How could I finish this magnificent year without highlighting Galleries from 2021?
Where did 2021 go, anyway?
There’s not much that gives me more joy than discovering and sharing unique, different, and spectacular artists. Every time I come across something new I can’t wait to share it with you.
I go back and wander through my galleries often — I am always amazed at the individual and different kinds of creativity that wait back there for me — and you — to explore.
So allow me a few minutes of showing off. Here are some of the highlights from the Gallery of 2021.
Conversation Pieces, Loyola University Museum of Art, Chicago
This is a little bit Sunday Evening Art Gallery post, a little Humoring the Goddess post. You’ll see what I mean.

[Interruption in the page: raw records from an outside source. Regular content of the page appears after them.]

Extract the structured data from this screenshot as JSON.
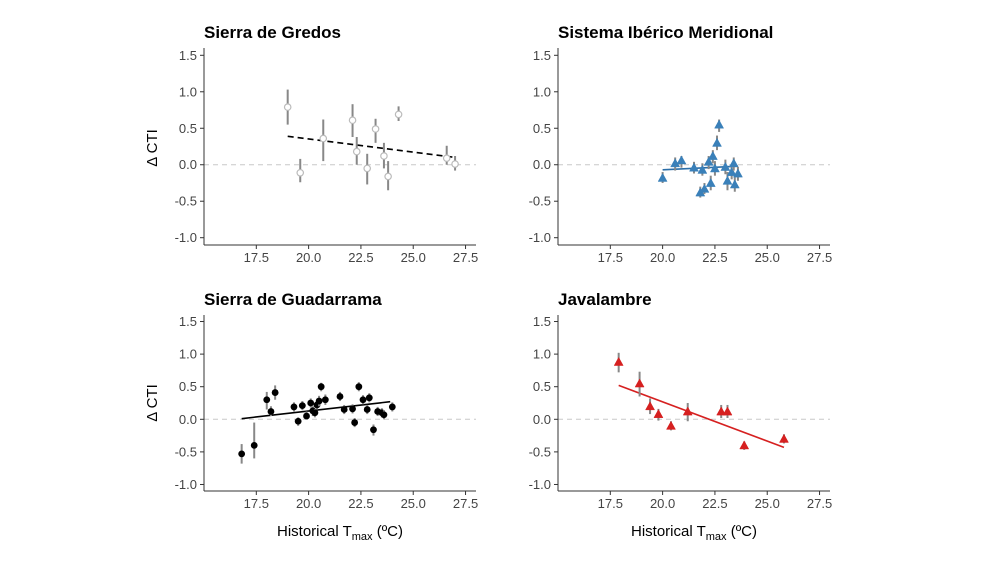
{
  "figure": {
    "xlabel_main": "Historical T",
    "xlabel_sub": "max",
    "xlabel_unit": " (ºC)",
    "ylabel": "Δ CTI"
  },
  "chart_data": [
    {
      "type": "scatter",
      "title": "Sierra de Gredos",
      "xlim": [
        15.0,
        28.0
      ],
      "ylim": [
        -1.1,
        1.6
      ],
      "xticks": [
        "17.5",
        "20.0",
        "22.5",
        "25.0",
        "27.5"
      ],
      "yticks": [
        "1.5",
        "1.0",
        "0.5",
        "0.0",
        "-0.5",
        "-1.0"
      ],
      "grid": false,
      "reference_line_y": 0,
      "marker": "open-circle",
      "color": "#bbbbbb",
      "errorbar_color": "#888888",
      "trend": {
        "style": "dashed",
        "color": "#000000",
        "x": [
          19.0,
          27.0
        ],
        "y": [
          0.39,
          0.1
        ]
      },
      "points": [
        {
          "x": 19.0,
          "y": 0.79,
          "lo": 0.55,
          "hi": 1.03
        },
        {
          "x": 19.6,
          "y": -0.11,
          "lo": -0.24,
          "hi": 0.08
        },
        {
          "x": 20.7,
          "y": 0.36,
          "lo": 0.05,
          "hi": 0.62
        },
        {
          "x": 22.1,
          "y": 0.61,
          "lo": 0.38,
          "hi": 0.83
        },
        {
          "x": 22.3,
          "y": 0.18,
          "lo": 0.0,
          "hi": 0.38
        },
        {
          "x": 22.8,
          "y": -0.05,
          "lo": -0.27,
          "hi": 0.15
        },
        {
          "x": 23.2,
          "y": 0.49,
          "lo": 0.3,
          "hi": 0.63
        },
        {
          "x": 23.6,
          "y": 0.12,
          "lo": -0.05,
          "hi": 0.3
        },
        {
          "x": 23.8,
          "y": -0.16,
          "lo": -0.35,
          "hi": 0.05
        },
        {
          "x": 24.3,
          "y": 0.69,
          "lo": 0.6,
          "hi": 0.8
        },
        {
          "x": 26.6,
          "y": 0.09,
          "lo": 0.0,
          "hi": 0.26
        },
        {
          "x": 27.0,
          "y": 0.01,
          "lo": -0.08,
          "hi": 0.12
        }
      ]
    },
    {
      "type": "scatter",
      "title": "Sistema Ibérico Meridional",
      "xlim": [
        15.0,
        28.0
      ],
      "ylim": [
        -1.1,
        1.6
      ],
      "xticks": [
        "17.5",
        "20.0",
        "22.5",
        "25.0",
        "27.5"
      ],
      "yticks": [
        "1.5",
        "1.0",
        "0.5",
        "0.0",
        "-0.5",
        "-1.0"
      ],
      "grid": false,
      "reference_line_y": 0,
      "marker": "triangle",
      "color": "#3a80b9",
      "errorbar_color": "#888888",
      "trend": {
        "style": "solid",
        "color": "#2b6ea8",
        "x": [
          20.0,
          23.6
        ],
        "y": [
          -0.07,
          -0.02
        ]
      },
      "points": [
        {
          "x": 20.0,
          "y": -0.18,
          "lo": -0.25,
          "hi": -0.1
        },
        {
          "x": 20.6,
          "y": 0.02,
          "lo": -0.08,
          "hi": 0.1
        },
        {
          "x": 20.9,
          "y": 0.06,
          "lo": -0.04,
          "hi": 0.12
        },
        {
          "x": 21.5,
          "y": -0.04,
          "lo": -0.12,
          "hi": 0.04
        },
        {
          "x": 21.8,
          "y": -0.38,
          "lo": -0.45,
          "hi": -0.3
        },
        {
          "x": 21.9,
          "y": -0.07,
          "lo": -0.15,
          "hi": 0.02
        },
        {
          "x": 22.0,
          "y": -0.33,
          "lo": -0.4,
          "hi": -0.25
        },
        {
          "x": 22.2,
          "y": 0.04,
          "lo": -0.06,
          "hi": 0.12
        },
        {
          "x": 22.3,
          "y": -0.25,
          "lo": -0.35,
          "hi": -0.15
        },
        {
          "x": 22.4,
          "y": 0.12,
          "lo": 0.02,
          "hi": 0.2
        },
        {
          "x": 22.5,
          "y": -0.05,
          "lo": -0.15,
          "hi": 0.05
        },
        {
          "x": 22.6,
          "y": 0.3,
          "lo": 0.2,
          "hi": 0.4
        },
        {
          "x": 22.7,
          "y": 0.55,
          "lo": 0.45,
          "hi": 0.62
        },
        {
          "x": 23.0,
          "y": -0.03,
          "lo": -0.13,
          "hi": 0.07
        },
        {
          "x": 23.1,
          "y": -0.22,
          "lo": -0.35,
          "hi": -0.1
        },
        {
          "x": 23.3,
          "y": -0.1,
          "lo": -0.2,
          "hi": 0.0
        },
        {
          "x": 23.4,
          "y": 0.02,
          "lo": -0.08,
          "hi": 0.1
        },
        {
          "x": 23.45,
          "y": -0.27,
          "lo": -0.37,
          "hi": -0.17
        },
        {
          "x": 23.6,
          "y": -0.12,
          "lo": -0.22,
          "hi": -0.03
        }
      ]
    },
    {
      "type": "scatter",
      "title": "Sierra de Guadarrama",
      "xlim": [
        15.0,
        28.0
      ],
      "ylim": [
        -1.1,
        1.6
      ],
      "xticks": [
        "17.5",
        "20.0",
        "22.5",
        "25.0",
        "27.5"
      ],
      "yticks": [
        "1.5",
        "1.0",
        "0.5",
        "0.0",
        "-0.5",
        "-1.0"
      ],
      "grid": false,
      "reference_line_y": 0,
      "marker": "filled-circle",
      "color": "#000000",
      "errorbar_color": "#888888",
      "trend": {
        "style": "solid",
        "color": "#000000",
        "x": [
          16.8,
          23.9
        ],
        "y": [
          0.01,
          0.27
        ]
      },
      "points": [
        {
          "x": 16.8,
          "y": -0.53,
          "lo": -0.68,
          "hi": -0.38
        },
        {
          "x": 17.4,
          "y": -0.4,
          "lo": -0.6,
          "hi": -0.05
        },
        {
          "x": 18.0,
          "y": 0.3,
          "lo": 0.15,
          "hi": 0.42
        },
        {
          "x": 18.2,
          "y": 0.12,
          "lo": 0.05,
          "hi": 0.2
        },
        {
          "x": 18.4,
          "y": 0.41,
          "lo": 0.3,
          "hi": 0.52
        },
        {
          "x": 19.3,
          "y": 0.19,
          "lo": 0.12,
          "hi": 0.26
        },
        {
          "x": 19.5,
          "y": -0.03,
          "lo": -0.1,
          "hi": 0.03
        },
        {
          "x": 19.7,
          "y": 0.21,
          "lo": 0.14,
          "hi": 0.28
        },
        {
          "x": 19.9,
          "y": 0.05,
          "lo": 0.0,
          "hi": 0.12
        },
        {
          "x": 20.1,
          "y": 0.25,
          "lo": 0.18,
          "hi": 0.32
        },
        {
          "x": 20.2,
          "y": 0.13,
          "lo": 0.05,
          "hi": 0.2
        },
        {
          "x": 20.3,
          "y": 0.1,
          "lo": 0.03,
          "hi": 0.16
        },
        {
          "x": 20.4,
          "y": 0.22,
          "lo": 0.15,
          "hi": 0.3
        },
        {
          "x": 20.5,
          "y": 0.28,
          "lo": 0.2,
          "hi": 0.36
        },
        {
          "x": 20.6,
          "y": 0.5,
          "lo": 0.43,
          "hi": 0.56
        },
        {
          "x": 20.8,
          "y": 0.3,
          "lo": 0.22,
          "hi": 0.38
        },
        {
          "x": 21.5,
          "y": 0.35,
          "lo": 0.28,
          "hi": 0.42
        },
        {
          "x": 21.7,
          "y": 0.15,
          "lo": 0.08,
          "hi": 0.22
        },
        {
          "x": 22.1,
          "y": 0.16,
          "lo": 0.09,
          "hi": 0.23
        },
        {
          "x": 22.2,
          "y": -0.05,
          "lo": -0.12,
          "hi": 0.02
        },
        {
          "x": 22.4,
          "y": 0.5,
          "lo": 0.43,
          "hi": 0.57
        },
        {
          "x": 22.6,
          "y": 0.3,
          "lo": 0.23,
          "hi": 0.37
        },
        {
          "x": 22.8,
          "y": 0.15,
          "lo": 0.08,
          "hi": 0.22
        },
        {
          "x": 22.9,
          "y": 0.33,
          "lo": 0.26,
          "hi": 0.4
        },
        {
          "x": 23.1,
          "y": -0.16,
          "lo": -0.25,
          "hi": -0.08
        },
        {
          "x": 23.3,
          "y": 0.12,
          "lo": 0.05,
          "hi": 0.19
        },
        {
          "x": 23.5,
          "y": 0.1,
          "lo": 0.03,
          "hi": 0.17
        },
        {
          "x": 23.6,
          "y": 0.07,
          "lo": 0.0,
          "hi": 0.14
        },
        {
          "x": 24.0,
          "y": 0.19,
          "lo": 0.12,
          "hi": 0.26
        }
      ]
    },
    {
      "type": "scatter",
      "title": "Javalambre",
      "xlim": [
        15.0,
        28.0
      ],
      "ylim": [
        -1.1,
        1.6
      ],
      "xticks": [
        "17.5",
        "20.0",
        "22.5",
        "25.0",
        "27.5"
      ],
      "yticks": [
        "1.5",
        "1.0",
        "0.5",
        "0.0",
        "-0.5",
        "-1.0"
      ],
      "grid": false,
      "reference_line_y": 0,
      "marker": "triangle",
      "color": "#d62020",
      "errorbar_color": "#888888",
      "trend": {
        "style": "solid",
        "color": "#d62020",
        "x": [
          17.9,
          25.8
        ],
        "y": [
          0.52,
          -0.43
        ]
      },
      "points": [
        {
          "x": 17.9,
          "y": 0.88,
          "lo": 0.72,
          "hi": 1.02
        },
        {
          "x": 18.9,
          "y": 0.55,
          "lo": 0.35,
          "hi": 0.73
        },
        {
          "x": 19.4,
          "y": 0.2,
          "lo": 0.08,
          "hi": 0.32
        },
        {
          "x": 19.8,
          "y": 0.08,
          "lo": -0.02,
          "hi": 0.16
        },
        {
          "x": 20.4,
          "y": -0.1,
          "lo": -0.17,
          "hi": -0.03
        },
        {
          "x": 21.2,
          "y": 0.12,
          "lo": -0.03,
          "hi": 0.25
        },
        {
          "x": 22.8,
          "y": 0.12,
          "lo": 0.02,
          "hi": 0.22
        },
        {
          "x": 23.1,
          "y": 0.12,
          "lo": 0.02,
          "hi": 0.22
        },
        {
          "x": 23.9,
          "y": -0.4,
          "lo": -0.47,
          "hi": -0.34
        },
        {
          "x": 25.8,
          "y": -0.3,
          "lo": -0.37,
          "hi": -0.23
        }
      ]
    }
  ]
}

I am a sucker for those “10 Things You Didn’t Know About …..” Most of them are flops, but every now and then I come across something that is extraordinary.
In 1995, U.K.-based American artist William Utermohlen was diagnosed with Alzheimer’s disease.
1967
Before his death, Utermohlen created a heart-wrenching final series of self-portraits over the stages of Alzheimer’s, which lasted roughly five years.
1996
The last self-portraits, painted between 1995 and 2001, are unique artistic, medical, and psychological documents. They portray a man doomed yet fighting to preserve his identity and his place in the world in the face of an implacable disease encroaching on his mind and senses.Â
1997
Alzheimer’s symptoms not only include memory loss or dementia and personality changes but it also affects the part of the brain, which is responsible for visualizing capabilities, so crucial for a painter.
1998
With Alzheimer’s progressing, the art becomes visibly more abstract, blurrier and vague, due to the loss of the aforementioned capabilities.
1999
The artist’s widow Patricia explains exactly why these images are so powerful: “In these pictures we see with heart-breaking intensity William’s efforts to explain his altered self, his fears and his sadness.”
2000
Apart from portraits, still lives and drawings from the model, Utermohlen’s art can be arranged in six clear thematic cycles: The “Mythological” paintings of 1962-63; the “Cantos” of 1965-1966 inspired by Dante’s Inferno; the “Mummers” cycle of 1969-1970 depicting characters from South Philadelphia’s New Year’s Day parade; the “War” series of 1972 alluding to the Vietnam war; the “Nudes” of 1973-74; and finally the “Conversation Pieces”, the great decorative interiors with figures, of 1989-1991.
William Utermohlen died March 21, 2007. The mere thought that this artist tried to paint his being through the very end of his Alzheimer’s pays tribute to the creative soul in each one of us.